Здесь уже говорилось о железомарганцевой конкреции. Напомню, что марганец, кобальт и никель широко используются в сталелитейной промышленности — создаются жаропрочные сплавы. Марганец относится к критическим минералам в нашей стране, поскольку те месторождения, которые использовались в Советском Союзе, остались в не вполне дружественных нам странах — Украине и Грузии, поэтом мы крайне заинтересованы в разработке этих месторождений. Запасы марганца в Мировом океане превышают в несколько раз запасы на суше. Но главное достоинство в том, что они содержат целый ряд высокотехнологичных металлов, в частности, редкоземельные. А запасы таллия в Мировом океане в шесть тысяч раз превышают запасы на суше.

То же самое касается кобальта. Кобальт используется в аэрокосмической промышленности, а также в изготовлении высокотехнологичных металлов. Но кобальтовые копи содержат огромное количество других важных металлов — титан, никель, платину, таллий, цирконий, вольфрам, молибден и т.д. И все эти запасы превышают то, что мы видим на Земле.

Проблема не только в экологической опасности при разработке этих месторождений. На самом деле, мы не имеем технологии, которая позволила бы отделить ископаемые от коренной породы.
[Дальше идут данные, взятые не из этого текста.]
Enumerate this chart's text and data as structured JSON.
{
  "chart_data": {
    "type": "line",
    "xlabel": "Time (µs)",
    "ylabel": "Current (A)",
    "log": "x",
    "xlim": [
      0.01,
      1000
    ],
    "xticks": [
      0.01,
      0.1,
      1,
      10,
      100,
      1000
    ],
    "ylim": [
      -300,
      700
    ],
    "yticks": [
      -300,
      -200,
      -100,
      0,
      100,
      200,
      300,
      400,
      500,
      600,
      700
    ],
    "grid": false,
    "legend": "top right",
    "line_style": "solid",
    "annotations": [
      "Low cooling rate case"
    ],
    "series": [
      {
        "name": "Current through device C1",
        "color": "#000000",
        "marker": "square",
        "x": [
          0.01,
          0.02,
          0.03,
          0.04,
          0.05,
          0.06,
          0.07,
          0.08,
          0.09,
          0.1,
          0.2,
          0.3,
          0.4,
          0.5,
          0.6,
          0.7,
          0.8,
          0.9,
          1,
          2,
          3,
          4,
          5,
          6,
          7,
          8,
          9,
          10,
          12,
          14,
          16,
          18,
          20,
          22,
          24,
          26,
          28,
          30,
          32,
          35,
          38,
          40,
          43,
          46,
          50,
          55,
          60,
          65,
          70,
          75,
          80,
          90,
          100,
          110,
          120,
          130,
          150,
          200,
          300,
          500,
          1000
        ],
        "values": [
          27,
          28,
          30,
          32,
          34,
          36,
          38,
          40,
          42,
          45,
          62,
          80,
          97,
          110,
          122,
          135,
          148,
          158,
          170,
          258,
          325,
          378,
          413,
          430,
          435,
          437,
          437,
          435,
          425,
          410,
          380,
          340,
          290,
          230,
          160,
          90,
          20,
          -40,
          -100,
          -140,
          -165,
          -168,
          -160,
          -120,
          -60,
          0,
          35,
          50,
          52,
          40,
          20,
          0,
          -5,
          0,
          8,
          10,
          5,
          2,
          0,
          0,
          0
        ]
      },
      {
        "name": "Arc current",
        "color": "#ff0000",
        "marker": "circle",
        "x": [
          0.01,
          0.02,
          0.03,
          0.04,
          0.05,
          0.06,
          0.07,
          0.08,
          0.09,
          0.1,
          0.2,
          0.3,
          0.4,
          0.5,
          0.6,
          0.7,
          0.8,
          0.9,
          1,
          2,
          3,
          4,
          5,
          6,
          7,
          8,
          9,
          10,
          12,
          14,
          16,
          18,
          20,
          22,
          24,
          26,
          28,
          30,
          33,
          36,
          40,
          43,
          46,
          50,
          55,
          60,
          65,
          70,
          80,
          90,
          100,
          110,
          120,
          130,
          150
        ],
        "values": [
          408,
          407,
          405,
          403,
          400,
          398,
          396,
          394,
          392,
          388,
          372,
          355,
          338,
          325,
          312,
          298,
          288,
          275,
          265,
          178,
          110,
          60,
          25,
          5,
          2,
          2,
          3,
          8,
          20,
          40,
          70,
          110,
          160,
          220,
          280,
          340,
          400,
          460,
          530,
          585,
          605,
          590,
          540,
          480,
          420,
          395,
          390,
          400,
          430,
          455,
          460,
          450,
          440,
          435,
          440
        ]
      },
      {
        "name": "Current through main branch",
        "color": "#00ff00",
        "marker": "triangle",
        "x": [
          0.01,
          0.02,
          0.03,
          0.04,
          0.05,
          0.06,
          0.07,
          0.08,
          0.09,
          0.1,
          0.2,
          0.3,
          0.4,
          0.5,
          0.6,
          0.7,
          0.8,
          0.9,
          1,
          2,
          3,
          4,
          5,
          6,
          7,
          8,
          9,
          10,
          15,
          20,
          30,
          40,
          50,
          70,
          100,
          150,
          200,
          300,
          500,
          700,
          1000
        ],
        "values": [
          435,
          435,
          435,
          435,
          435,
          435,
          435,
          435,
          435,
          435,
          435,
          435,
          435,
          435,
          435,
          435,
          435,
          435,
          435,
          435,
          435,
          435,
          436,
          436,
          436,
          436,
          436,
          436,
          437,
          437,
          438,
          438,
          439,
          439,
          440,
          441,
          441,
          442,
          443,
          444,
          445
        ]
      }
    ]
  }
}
Перейду к вопросу, которым занимался в течение двадцати пяти лет — биотермальные системы. Они были открыты в 1977-1978 гг. Сейчас известно более 600 проявлений термальной активности. 192 из них — высокотемпературные. Они известны во всех океанах, располагаются на глубине от 800 метров до 5 километров, главным образом до 2-3 тысяч метров.

Сульфиды образуются в результате взаимодействия морской воды — вследствие внедрения магмы в верхние слои органической коры, преобразуются в гидротермальные флюиды, поднимаются вверх и образуют сульфидное пространство. Советскими исследователями (я тоже принимал в этом участие) был открыт новый тип, который не связан с современным вулканизмом, а приурочен к ультраосновным породам — породам с низким содержанием СО2. Была предложена новая концептуальная модель, которая связывает образование этих систем с внедрением габброидов основных пород. Поскольку эти системы мы рассматриваем как долгоживущие, и здесь происходит крупномасштабное взаимодействие морской воды с породами, то мы полагали, что это приводит к образованию крупных месторождений. Наши предсказания в какой-то мере оправдались.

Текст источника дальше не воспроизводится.